LiCoPO4/C nanocomposite also was successfully prepared by using a combination of SP and WBM followed by heat treatment. The SP was performed at 300 °C, whereas the heat treatment was performed at 500 °C for 4 h in a N2+3% H2 atmosphere. The XRD analysis confirms that the LiCoPO4/C nanocomposite is well crystallized in an orthorhombic structure with Pmna space group. SEM and TEM equipped with energy dispersive spectroscopy technique reveals that the LiCoPO4/C nanocomposites are agglomerates of LiCoPO4 primary particles with a geometric mean diameter of 87 nm, and the carbon is well distributed on the surface of the agglomerates.
Figure 8 presents the first discharge profile of the cells containing LiCoPO4/C nanocomposites as active cathode materials at 0.1 C. For comparison, the discharge profile of cells containing LiCoPO4 is also shown in the same figure. The LiCoPO4/C nanocomposite cathode exhibits a wide and flat voltage plateau around 4.75 V. It can be noted that in comparison to LiCoPO4, the LiCoPO4/C nanocomposite cathode delivers a larger discharge capacity (94 mAh g-1 for LiCoPO4 vs. 141 mAh g-1 LiCoPO4/C nanocomposite). Figure 9 shows the rate capabilities of the cells containing LiCoPO4 and LiCoPO4/C nanocomposites. The cells containing LiCoPO4 exhibit first discharge capacities of 99, 94, 78, 53, and 11 mAh g-1 at 0.05, 0.1, 1, 5, and 20 C, respectively; the cell containing LiCoPO4/C nanocomposites shows first discharge capacities of 142, 141, 137, 128, and 109 mAh g-1 at 0.05. 0.1, 1, 5, and 20 C, respectively.

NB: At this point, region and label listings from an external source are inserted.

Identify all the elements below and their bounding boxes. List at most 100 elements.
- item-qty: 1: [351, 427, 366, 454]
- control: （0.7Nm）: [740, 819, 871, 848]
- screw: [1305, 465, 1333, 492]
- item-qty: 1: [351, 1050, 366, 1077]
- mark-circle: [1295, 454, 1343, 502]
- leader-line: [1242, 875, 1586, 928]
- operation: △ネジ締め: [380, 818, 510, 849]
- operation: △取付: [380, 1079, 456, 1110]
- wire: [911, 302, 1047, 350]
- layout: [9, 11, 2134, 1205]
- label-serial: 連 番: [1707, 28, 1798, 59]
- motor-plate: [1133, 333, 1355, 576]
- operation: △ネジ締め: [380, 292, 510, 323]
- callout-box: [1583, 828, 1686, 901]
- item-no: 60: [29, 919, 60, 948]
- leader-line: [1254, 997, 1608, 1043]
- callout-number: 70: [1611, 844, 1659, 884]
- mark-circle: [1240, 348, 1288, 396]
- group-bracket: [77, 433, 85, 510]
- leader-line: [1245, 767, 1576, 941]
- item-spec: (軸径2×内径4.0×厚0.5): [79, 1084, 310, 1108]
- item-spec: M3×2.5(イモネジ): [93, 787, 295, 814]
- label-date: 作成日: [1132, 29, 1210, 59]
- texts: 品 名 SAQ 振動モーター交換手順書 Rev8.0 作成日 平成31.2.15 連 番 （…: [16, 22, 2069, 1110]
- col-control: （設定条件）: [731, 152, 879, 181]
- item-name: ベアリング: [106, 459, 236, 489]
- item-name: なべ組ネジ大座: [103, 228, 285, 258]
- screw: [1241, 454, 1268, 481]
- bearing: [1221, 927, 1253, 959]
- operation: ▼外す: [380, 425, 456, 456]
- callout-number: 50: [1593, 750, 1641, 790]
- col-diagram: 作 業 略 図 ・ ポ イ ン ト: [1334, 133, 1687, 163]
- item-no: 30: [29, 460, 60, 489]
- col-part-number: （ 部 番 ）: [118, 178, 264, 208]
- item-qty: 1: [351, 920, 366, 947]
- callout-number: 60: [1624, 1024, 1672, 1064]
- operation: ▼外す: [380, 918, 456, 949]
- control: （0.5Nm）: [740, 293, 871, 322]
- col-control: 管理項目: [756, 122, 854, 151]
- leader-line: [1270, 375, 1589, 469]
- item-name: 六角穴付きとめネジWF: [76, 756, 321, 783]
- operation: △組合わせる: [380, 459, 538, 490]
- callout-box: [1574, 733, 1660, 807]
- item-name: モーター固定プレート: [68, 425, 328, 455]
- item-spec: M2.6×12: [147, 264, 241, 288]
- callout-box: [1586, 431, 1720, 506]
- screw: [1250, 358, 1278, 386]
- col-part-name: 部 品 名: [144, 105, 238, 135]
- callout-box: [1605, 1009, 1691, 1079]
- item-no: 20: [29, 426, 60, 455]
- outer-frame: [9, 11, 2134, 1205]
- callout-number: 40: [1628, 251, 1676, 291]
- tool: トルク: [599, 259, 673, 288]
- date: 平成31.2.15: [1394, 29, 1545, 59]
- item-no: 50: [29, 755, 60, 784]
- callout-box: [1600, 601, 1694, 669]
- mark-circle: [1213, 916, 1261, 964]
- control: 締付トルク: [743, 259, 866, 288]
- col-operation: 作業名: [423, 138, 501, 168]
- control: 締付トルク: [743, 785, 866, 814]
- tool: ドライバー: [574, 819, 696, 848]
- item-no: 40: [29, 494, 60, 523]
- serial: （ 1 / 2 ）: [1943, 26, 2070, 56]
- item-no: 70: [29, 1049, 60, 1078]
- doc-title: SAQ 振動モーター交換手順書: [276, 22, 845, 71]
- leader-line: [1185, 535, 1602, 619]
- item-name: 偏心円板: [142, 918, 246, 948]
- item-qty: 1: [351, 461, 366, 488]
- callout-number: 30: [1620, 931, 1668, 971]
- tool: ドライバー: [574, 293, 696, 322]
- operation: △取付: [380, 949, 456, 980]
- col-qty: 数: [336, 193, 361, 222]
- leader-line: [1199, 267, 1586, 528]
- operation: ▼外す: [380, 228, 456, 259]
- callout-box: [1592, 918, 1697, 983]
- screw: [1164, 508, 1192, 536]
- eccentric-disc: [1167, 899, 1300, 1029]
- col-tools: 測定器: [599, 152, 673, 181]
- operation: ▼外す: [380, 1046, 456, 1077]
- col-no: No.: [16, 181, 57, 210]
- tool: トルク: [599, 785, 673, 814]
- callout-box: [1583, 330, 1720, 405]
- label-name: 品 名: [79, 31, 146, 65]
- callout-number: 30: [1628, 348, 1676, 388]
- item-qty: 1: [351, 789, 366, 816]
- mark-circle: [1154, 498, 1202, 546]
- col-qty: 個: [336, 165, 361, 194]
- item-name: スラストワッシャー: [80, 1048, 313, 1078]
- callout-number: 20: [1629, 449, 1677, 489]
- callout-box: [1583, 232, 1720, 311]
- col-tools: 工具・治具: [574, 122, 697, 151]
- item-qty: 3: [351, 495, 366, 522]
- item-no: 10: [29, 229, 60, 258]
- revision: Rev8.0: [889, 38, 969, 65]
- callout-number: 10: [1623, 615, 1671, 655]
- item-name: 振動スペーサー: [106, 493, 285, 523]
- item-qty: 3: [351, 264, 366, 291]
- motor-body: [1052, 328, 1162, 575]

Figure 8.First discharge profiles of the cells containing LiCoPO4/C nanocomposite cathode at 0.1 C.
Figure 9.Rate capabilities of the cells containing LiCoPO4/C nanocomposite cathode.
To summarize, the LiMPO4/C (M=Fe, Mn, Co) nanocomposites were successfully synthesized using a combination of spray pyrolysis, ball milling, and heat treatment. The LiMPO4/C nanocomposites synthesized using this approach show excellent electrochemical properties with the specific capacities close to that of theoretical values. The results indicate that the combination of spray pyrolysis and ball milling aerosol has the potential to be an effective synthesis route for improving the electrochemical properties of olivine-type cathode materials for lithiumion batteries.